“Repubblica - Palermo ”
22. 5. 09
COMUNE, UNA SCELTA CIVILE PER LA COMUNITA’ ROM
Gli ‘zingari’ e la città di Palermo: una convivenza possibile? E’ solo un esempio dei tanti interrogativi a cui politici e opinione pubblica tendono a dare risposte sempre più semplificate. E, perciò, sempre meno azzeccate. Sbagliato è infatti negare che si tratti di una convivenza difficile: le tradizioni culturali, gli usi e i costumi, i parametri etici di riferimento della gente Rom sono molto differenti dalle consuetudini e dai valori dei siciliani. La situazione è ulteriormente complicata dal fatto (su cui raramente si riflette) che, proprio come ci siamo siciliani molto differenti da altri corregionali, così i nomadi che fanno sosta (anche per anni) nelle periferie delle nostre città sono attraversati da differenze non meno rilevanti.
Non meno sbagliata, d’altronde, è la risposta (propugnata dagli schieramenti conservatori, se non francamente reazionari) di chi riconosce l’oggettività del problema, ma tende a eliminarlo: negando ai Rom e ai Sinti (molti dei quali sono ormai in Sicilia da generazioni e vivono in maniera itinerante o perché non riescono ad acquistare casa o perché lavorano nel mondo dei circhi, delle giostre, dei giochi di strada) qualsiasi diritto civile. E’ la solita risposta delle fasce arretrate, mentalmente chiuse, della popolazione: la risposta di chi maschera paura del diverso e incertezza sulla propria identità con atteggiamenti violentemente prevaricatori.
Pochi sanno che proprio Palermo è una città dove, da almeno cinque anni, si tentano vie nuove, al di là della faciloneria buonista e della drammatizzazione aggressiva. Decine di operatori, per lo più giovani uomini e donne appartenenti all’Arci, hanno infatti progettato e realizzato un programma di iniziative organiche mirate a rapportarsi con le famiglie dei nomadi del Parco della Favorita in maniera adulta. Responsabile, ma anche responsabilizzante. Il racconto di queste buone prassi, che hanno visto il coinvolgimento più o meno convinto ed efficace di varie istituzioni pubbliche (a cominciare dall’Assessorato comunale alle attività sociali che ha finanziato le iniziative dell’Ufficio Rom ), è affidato ad un dossier che è stato presentato e distribuito nel corso di un incontro pubblico svoltosi ieri presso la facoltà di lettere. E non è di poco conto che hanno aperto l’incontro Santino Spinelli (un rom, saggista e cantautore, che tra l’altro insegna all’università di Chieti), Nazzareno Guarnieri (anche lui rom abruzzese che presiede una federazione nazionale di gruppi Rom e Sinti) e Hasan Salihi, musicista kossovaro. Quest’ultimo, che è anche rappresentante del campo nomadi di Palermo, presenterà per l’occasione l’associazione per la promozione della cultura Rom “Phralipe” (’Fratellanza’) a cui ci si potrà rivolgere per commissionare prodotti di artigianato e di gastronomia tipici, nonché ovviamente spettacoli di musica e danza (come quello che costellerà le diverse fasi della manifestazione cittadina).

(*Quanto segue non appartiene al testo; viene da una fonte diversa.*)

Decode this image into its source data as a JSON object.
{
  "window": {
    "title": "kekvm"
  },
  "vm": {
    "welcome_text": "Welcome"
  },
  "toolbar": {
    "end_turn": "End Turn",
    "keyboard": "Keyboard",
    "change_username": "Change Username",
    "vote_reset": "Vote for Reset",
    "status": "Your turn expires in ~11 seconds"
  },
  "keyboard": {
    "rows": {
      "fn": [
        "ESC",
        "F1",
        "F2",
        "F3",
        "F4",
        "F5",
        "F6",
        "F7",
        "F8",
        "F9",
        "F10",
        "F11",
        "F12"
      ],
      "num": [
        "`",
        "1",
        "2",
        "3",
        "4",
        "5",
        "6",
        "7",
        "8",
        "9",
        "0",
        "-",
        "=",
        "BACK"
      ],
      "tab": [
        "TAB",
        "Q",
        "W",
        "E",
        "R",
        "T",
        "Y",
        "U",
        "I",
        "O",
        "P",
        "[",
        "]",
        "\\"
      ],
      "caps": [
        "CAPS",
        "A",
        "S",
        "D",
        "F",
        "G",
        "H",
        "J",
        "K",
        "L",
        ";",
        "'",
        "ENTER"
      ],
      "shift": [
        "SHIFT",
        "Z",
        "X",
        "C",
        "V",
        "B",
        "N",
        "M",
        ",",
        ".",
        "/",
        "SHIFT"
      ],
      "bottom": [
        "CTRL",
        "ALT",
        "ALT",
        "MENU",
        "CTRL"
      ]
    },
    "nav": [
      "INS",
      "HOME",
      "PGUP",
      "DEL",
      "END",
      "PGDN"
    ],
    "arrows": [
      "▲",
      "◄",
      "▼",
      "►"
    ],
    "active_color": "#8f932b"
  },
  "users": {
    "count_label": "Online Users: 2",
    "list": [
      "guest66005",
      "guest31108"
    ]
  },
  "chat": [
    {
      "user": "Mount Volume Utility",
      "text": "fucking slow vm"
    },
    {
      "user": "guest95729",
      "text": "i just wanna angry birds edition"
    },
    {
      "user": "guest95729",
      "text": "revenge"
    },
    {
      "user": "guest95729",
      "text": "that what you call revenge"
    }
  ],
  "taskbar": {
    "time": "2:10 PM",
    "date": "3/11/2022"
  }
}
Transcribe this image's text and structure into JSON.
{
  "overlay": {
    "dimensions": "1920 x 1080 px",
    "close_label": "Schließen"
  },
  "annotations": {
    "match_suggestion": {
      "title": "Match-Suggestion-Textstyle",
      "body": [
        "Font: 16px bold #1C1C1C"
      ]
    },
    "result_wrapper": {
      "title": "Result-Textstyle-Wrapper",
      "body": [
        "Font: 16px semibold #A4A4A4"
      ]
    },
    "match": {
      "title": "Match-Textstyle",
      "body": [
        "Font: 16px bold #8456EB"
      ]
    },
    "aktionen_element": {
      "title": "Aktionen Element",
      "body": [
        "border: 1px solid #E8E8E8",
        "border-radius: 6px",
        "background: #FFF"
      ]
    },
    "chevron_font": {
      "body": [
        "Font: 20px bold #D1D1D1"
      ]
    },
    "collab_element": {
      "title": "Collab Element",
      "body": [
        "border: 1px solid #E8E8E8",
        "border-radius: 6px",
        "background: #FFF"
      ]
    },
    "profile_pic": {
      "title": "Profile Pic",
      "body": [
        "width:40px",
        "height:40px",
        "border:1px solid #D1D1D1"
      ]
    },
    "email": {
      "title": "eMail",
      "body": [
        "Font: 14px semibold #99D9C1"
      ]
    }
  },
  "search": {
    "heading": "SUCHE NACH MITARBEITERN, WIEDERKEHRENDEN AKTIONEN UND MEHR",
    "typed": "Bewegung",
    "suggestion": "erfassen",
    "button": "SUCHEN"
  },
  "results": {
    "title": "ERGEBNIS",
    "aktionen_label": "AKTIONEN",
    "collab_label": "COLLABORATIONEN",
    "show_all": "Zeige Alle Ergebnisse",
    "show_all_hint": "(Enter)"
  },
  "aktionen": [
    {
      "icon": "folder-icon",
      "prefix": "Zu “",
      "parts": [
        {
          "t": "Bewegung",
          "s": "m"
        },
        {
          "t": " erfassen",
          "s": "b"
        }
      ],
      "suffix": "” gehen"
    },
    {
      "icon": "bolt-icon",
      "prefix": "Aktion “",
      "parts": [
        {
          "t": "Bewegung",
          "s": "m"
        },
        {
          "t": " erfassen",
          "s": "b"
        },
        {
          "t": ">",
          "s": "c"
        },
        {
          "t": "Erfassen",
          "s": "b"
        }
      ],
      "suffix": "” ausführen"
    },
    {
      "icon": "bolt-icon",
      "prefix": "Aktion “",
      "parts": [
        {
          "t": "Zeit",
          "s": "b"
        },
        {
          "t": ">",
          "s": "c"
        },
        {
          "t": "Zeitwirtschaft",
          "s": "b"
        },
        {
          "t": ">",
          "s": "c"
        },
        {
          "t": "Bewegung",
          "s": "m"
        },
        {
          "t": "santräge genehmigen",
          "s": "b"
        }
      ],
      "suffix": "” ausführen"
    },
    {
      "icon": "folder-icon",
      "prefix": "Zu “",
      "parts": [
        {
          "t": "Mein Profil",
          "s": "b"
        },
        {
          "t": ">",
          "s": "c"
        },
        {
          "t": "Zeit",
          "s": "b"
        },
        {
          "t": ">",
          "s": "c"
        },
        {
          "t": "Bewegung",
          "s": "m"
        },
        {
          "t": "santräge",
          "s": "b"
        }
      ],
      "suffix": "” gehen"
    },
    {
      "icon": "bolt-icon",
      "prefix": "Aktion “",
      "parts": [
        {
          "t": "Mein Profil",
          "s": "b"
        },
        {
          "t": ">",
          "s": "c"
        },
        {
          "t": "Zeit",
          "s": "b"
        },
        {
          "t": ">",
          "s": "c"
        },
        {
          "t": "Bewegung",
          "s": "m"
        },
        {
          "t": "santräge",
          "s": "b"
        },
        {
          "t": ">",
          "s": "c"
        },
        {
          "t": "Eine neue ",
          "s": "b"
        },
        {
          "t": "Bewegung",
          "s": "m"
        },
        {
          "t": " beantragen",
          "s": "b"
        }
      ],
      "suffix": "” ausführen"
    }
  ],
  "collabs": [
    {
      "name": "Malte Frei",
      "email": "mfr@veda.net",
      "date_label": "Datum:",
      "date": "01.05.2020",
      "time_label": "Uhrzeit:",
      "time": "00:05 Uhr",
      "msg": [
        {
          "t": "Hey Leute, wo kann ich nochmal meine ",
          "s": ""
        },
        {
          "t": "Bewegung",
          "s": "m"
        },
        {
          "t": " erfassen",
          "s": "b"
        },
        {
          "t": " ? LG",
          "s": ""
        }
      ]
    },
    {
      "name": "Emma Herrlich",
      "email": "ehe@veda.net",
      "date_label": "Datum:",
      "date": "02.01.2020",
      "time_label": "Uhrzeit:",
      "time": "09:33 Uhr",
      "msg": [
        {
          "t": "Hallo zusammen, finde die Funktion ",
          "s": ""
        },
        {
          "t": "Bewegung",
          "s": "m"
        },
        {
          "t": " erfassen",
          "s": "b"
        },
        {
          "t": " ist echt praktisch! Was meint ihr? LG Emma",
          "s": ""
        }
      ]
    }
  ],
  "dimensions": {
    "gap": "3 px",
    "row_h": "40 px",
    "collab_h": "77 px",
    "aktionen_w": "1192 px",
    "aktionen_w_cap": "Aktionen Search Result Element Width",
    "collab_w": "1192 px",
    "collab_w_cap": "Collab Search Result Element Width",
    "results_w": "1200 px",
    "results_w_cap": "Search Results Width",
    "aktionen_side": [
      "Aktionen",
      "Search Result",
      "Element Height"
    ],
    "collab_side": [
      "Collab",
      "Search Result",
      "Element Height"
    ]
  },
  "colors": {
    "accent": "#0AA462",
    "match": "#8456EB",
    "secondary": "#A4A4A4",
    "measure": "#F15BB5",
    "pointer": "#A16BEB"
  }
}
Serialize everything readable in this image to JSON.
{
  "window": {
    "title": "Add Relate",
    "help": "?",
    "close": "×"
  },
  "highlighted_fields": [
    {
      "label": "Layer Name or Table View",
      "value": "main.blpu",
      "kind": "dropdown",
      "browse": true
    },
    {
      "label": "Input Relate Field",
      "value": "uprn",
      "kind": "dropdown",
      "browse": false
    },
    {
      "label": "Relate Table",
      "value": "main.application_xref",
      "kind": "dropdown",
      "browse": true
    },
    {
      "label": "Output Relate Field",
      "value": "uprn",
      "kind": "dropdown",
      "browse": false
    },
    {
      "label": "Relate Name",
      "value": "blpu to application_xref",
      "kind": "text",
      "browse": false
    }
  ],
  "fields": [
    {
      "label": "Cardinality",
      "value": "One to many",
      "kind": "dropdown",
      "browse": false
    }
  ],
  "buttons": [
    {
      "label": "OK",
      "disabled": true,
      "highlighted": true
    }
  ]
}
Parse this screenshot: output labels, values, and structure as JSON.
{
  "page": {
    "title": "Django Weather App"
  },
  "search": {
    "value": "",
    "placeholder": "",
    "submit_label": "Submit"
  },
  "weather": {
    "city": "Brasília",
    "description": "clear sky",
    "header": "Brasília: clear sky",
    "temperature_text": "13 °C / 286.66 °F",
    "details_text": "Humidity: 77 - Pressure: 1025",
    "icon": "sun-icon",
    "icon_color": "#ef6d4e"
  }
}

Come si potrebbe tradurre in lingua italiana il termine ‘rom’? Molto semplicemente: ‘uomo’. Ed è un nome in cui potrebbe riassumersi il criterio di base per le difficili scelte politiche ed amministrative che riguardano queste persone, la cui colpa principale è di essere troppo diversi da quanti abbiamo deciso di autoproclamarci ‘normali’. Difficili scelte, certamente: in ogni caso preferibili alla linea - sin qui seguita da diverse amministrazioni palermitane - di volgere altrove lo sguardo senza dire né sì né no. Gli si è concesso “provvisoriamente” (da vent’anni !) di occupare uno spazio pubblico a ridosso degli impianti sportivi della città: da lì non li si è più ‘cacciati’ (come chiedono con ossessiva ricorrenza alcuni gruppi ‘fascisti’, se non altro per dimostrare a sé stessi di esistere), ma - trattandosi di una zona protetta in quanto riserva naturale orientata - non li si è neppure regolarizzati, predisponendo quei servizi idrici ed igienici essenziali ad una vita decorosa, anche per i bambini che continuano a nascere e a crescere tra le fogne a cielo aperto e le colline d’immondizia. Come in tanti altri casi, siamo riusciti a trasformare una possibile risorsa di arricchimento e di pluralismo in una ferita al tessuto sociale della città. Forse da oggi l’amministrazione cittadina (che ha già dato più volte segnali di attenzione grazie ad alcuni funzionari più sensibili) sarà invogliata ad imboccare finalmente la strada di una soluzione meno precaria. E più civile.